Look at that rock, at how it meditates.
A mountain, an ocean, an old tree meditates.
A cathedral, a cave, a mosque, all meditate.
The whole universe without exception is
in deep meditation and enlightenment.

Meditating, you realise this is the natural
and original state of everything,
including the human body-mind.
There is no self, no doing involved.
Some ancient cultures call this
state of being The Dreaming.

Within meditation there manifests
a field of potential in which arise
thoughts, waves, particles, beings, things.
(Physicists label this state a ‘quantum field’
and separate it off as ‘objective’.)

These apparent entities begin to interact,
form complex chains, webs, patterns.
Self-universe manifests,
a huge, dynamic web of forces and life,
of space and time.

In this self-universe, all beings
are made up of other beings
that are made up of other beings
interacting with other beings.

All beings are thus interdependent
super-organisms, from your own
feeling-thoughts to the physical forces
and chemical elements to bacteria,
plants, humans and the planet, stars,
galaxies and beyond.

Meditation is the non-activity,
the subtle ‘glue’ that holds
all super-organisms together
like gravity, like the spirit
that holds healthy humans
and their groups together,
the water that holds the planet together,
the scent and sticky propolis
that hold together the golden
super-organism of the bee colony.

When thoughts emerge
in the ocean of meditation,
waves or wave-particles (wavicles) arise,
space and time, entities and events.

This process we call The Creation, The Origin,
The Big Bang. The non-dual has split
into the dual, the One into the Many,
the Tao into the Ten Thousand Things.

You do not need a Large Hadron Collider
or space probes to explore the Big Bang.
You simply need to meditate
and watch the process. As within,
so without, inner space is outer space.

The emerging wavicles are born
with internal ‘laws’, ‘principles’,
‘logics’, ‘numbers’ that guide
their self-organisation in space
and evolution in time
into ever greater complexity, diversity,
into ever more extensive clusters
and webs of super-organisms.

The universe, the human body and brain
in all their glory, emerge, the number
of neurons equalling the number of stars.
There is no separation.

And all this manifest glory, this infinite web
of interdependent beings, stars and neurons,
revolves in deep meditation like a wheel
around a central hub of nothingness,
emptiness, the non-dual, nirvana
or enlightenment.

And we are the wheel,
we are the hub.

~ by Peter Lach-Newinsky on October 14, 2015.

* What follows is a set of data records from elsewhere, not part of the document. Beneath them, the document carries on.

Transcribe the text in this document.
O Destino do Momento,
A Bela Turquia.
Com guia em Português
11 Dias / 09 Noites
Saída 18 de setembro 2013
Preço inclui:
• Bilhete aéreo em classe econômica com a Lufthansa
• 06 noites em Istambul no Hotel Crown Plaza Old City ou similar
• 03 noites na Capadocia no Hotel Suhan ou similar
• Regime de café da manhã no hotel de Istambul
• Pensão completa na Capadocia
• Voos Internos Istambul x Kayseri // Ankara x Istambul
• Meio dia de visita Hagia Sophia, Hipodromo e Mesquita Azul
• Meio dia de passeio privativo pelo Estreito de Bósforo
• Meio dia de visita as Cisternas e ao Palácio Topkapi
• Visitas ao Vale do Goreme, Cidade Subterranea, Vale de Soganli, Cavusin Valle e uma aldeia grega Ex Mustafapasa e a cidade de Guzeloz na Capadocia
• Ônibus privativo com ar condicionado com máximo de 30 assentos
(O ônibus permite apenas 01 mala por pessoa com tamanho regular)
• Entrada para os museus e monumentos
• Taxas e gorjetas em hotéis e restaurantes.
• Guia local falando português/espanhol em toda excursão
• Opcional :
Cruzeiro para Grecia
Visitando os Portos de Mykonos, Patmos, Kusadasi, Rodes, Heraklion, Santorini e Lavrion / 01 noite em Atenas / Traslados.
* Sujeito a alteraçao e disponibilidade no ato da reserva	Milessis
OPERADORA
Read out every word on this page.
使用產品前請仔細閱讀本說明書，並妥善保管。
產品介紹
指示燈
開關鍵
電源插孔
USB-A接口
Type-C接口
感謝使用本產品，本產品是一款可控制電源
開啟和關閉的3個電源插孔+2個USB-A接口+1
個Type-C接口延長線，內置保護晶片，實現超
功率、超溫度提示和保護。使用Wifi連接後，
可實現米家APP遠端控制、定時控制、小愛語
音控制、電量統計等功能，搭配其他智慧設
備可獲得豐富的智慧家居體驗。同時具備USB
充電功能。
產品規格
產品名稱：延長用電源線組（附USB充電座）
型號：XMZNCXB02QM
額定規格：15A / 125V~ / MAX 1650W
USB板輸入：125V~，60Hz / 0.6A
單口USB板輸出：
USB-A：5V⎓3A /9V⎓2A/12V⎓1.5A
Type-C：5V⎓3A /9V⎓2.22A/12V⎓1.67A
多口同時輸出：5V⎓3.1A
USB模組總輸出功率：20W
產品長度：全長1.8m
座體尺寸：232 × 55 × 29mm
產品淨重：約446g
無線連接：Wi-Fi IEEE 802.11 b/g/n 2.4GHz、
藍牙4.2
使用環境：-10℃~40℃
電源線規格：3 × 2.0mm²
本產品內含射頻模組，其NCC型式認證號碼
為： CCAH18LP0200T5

2 Responses to “The Joy of Nothingness”

  1. lovely peter…we humans sure have managed to distance ourselves from the idea of interconnectedness…your bisected sky is a perfect metaphor…

    • Thanks Kristi, hope you’re well and still merrily seeding those kids’ minds in Florida…Beautiful spring here, tho el ninjo starting to kick in…Considering experimenting with a new, more natural type of beehive (Warre) at the moment…Interesting.